Public Anthropology and the University of California Press host an annual competition for new manuscripts in public anthropology [this is actually the 2009 call here], one aimed at graduate students and the other for scholars more broadly. Here’s Cat Bolton, the latest graduate winner and an incoming faculty here at Notre Dame, encouraging you to submit:
The Public Anthropology’s website declares, “Seeking to Serve the Common Good.” Three specific efforts demark the work of the Center. First, Borofsky has done a wide-reaching Public Outreach Assessment. This 2006 evaluation focused on outreach by doctoral programs in the United States, and ranked programs according to how they addressed “social concerns in the broader world beyond the university”
There is also a graduate school network, which encourages graduate students to get involved in public concerns and to generate change within anthropology, and an ongoing effort to create a journal archive on public anthropology.

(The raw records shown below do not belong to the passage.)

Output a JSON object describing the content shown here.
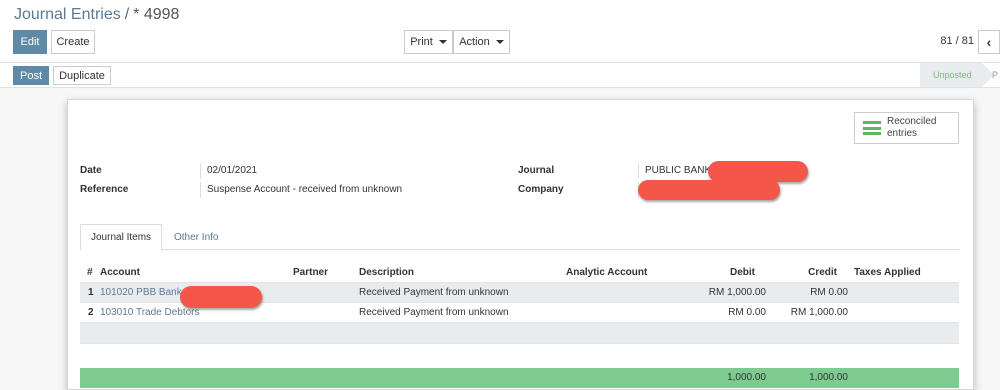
{
  "breadcrumb": {
    "parent": "Journal Entries",
    "separator": "/",
    "current": "* 4998"
  },
  "buttons": {
    "edit": "Edit",
    "create": "Create",
    "print": "Print",
    "action": "Action",
    "post": "Post",
    "duplicate": "Duplicate"
  },
  "pager": {
    "value": "81 / 81",
    "prev_icon": "‹"
  },
  "status": {
    "current": "Unposted",
    "next": "P"
  },
  "smart_button": {
    "label_line1": "Reconciled",
    "label_line2": "entries",
    "icon": "list-icon",
    "icon_color": "#5cb85c"
  },
  "fields": {
    "date_label": "Date",
    "date_value": "02/01/2021",
    "reference_label": "Reference",
    "reference_value": "Suspense Account - received from unknown",
    "journal_label": "Journal",
    "journal_value": "PUBLIC BANK",
    "company_label": "Company",
    "company_value": ""
  },
  "tabs": {
    "items": "Journal Items",
    "other": "Other Info"
  },
  "table": {
    "headers": {
      "num": "#",
      "account": "Account",
      "partner": "Partner",
      "description": "Description",
      "analytic": "Analytic Account",
      "debit": "Debit",
      "credit": "Credit",
      "taxes": "Taxes Applied"
    },
    "rows": [
      {
        "num": "1",
        "account": "101020 PBB Bank",
        "partner": "",
        "description": "Received Payment from unknown",
        "analytic": "",
        "debit": "RM 1,000.00",
        "credit": "RM 0.00",
        "taxes": ""
      },
      {
        "num": "2",
        "account": "103010 Trade Debtors",
        "partner": "",
        "description": "Received Payment from unknown",
        "analytic": "",
        "debit": "RM 0.00",
        "credit": "RM 1,000.00",
        "taxes": ""
      }
    ],
    "totals": {
      "debit": "1,000.00",
      "credit": "1,000.00"
    }
  },
  "colors": {
    "primary": "#5f8aa6",
    "link": "#5d7b94",
    "total_row": "#7ecb8f",
    "redaction": "#f4574a",
    "status_current": "#7cb87c"
  }
}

Finally, there is a Community Action Website. This project engages students directly in generating change and reflecting on public issues. Bob O’Boyle explains from sunny Montana:
For more from Public Anthropology, you can catch all their YouTube clips here, check out the photos from the “Faces of the World” series by Victor Englebert, and see other public anthropology photos including work by Jeff Schonberg.
Public Anthropology also features an interview with Frederik Barth, with the following two quotes.
Since anthropology draws on the ethnography of the whole world – as it must and should – it has a unique potential to supplement Western science and Western humanism. It can contribute broadly to human thought, to human imagination… to opening up windows of human reflection on the human condition in radically new directions, that people have never really imagined.
[I]f we want influence in the world, we should speak up about issues that are important to others, not just ourselves. Even more important than voting, though that is important, is presenting a view, a voice, on issues because that may influence public policy. One should, of course, realize the difficulties here. But speaking out is much better than only responding to the packages that the political system presents. That is part of being a citizen – finding the occasions and the places where you can have public influence.
And to wrap up, here are some lines from an interview with Noam Chomsky.
To speak truth to power is not a particularly honorable vocation. One should seek out an audience that matters — and furthermore (another important qualification), it should not be seen as an audience, but as a community of common concern in which one hopes to participate constructively. We should not be speaking TO, but WITH. That is second nature to any good teacher, and should be to any writer and intellectual as well.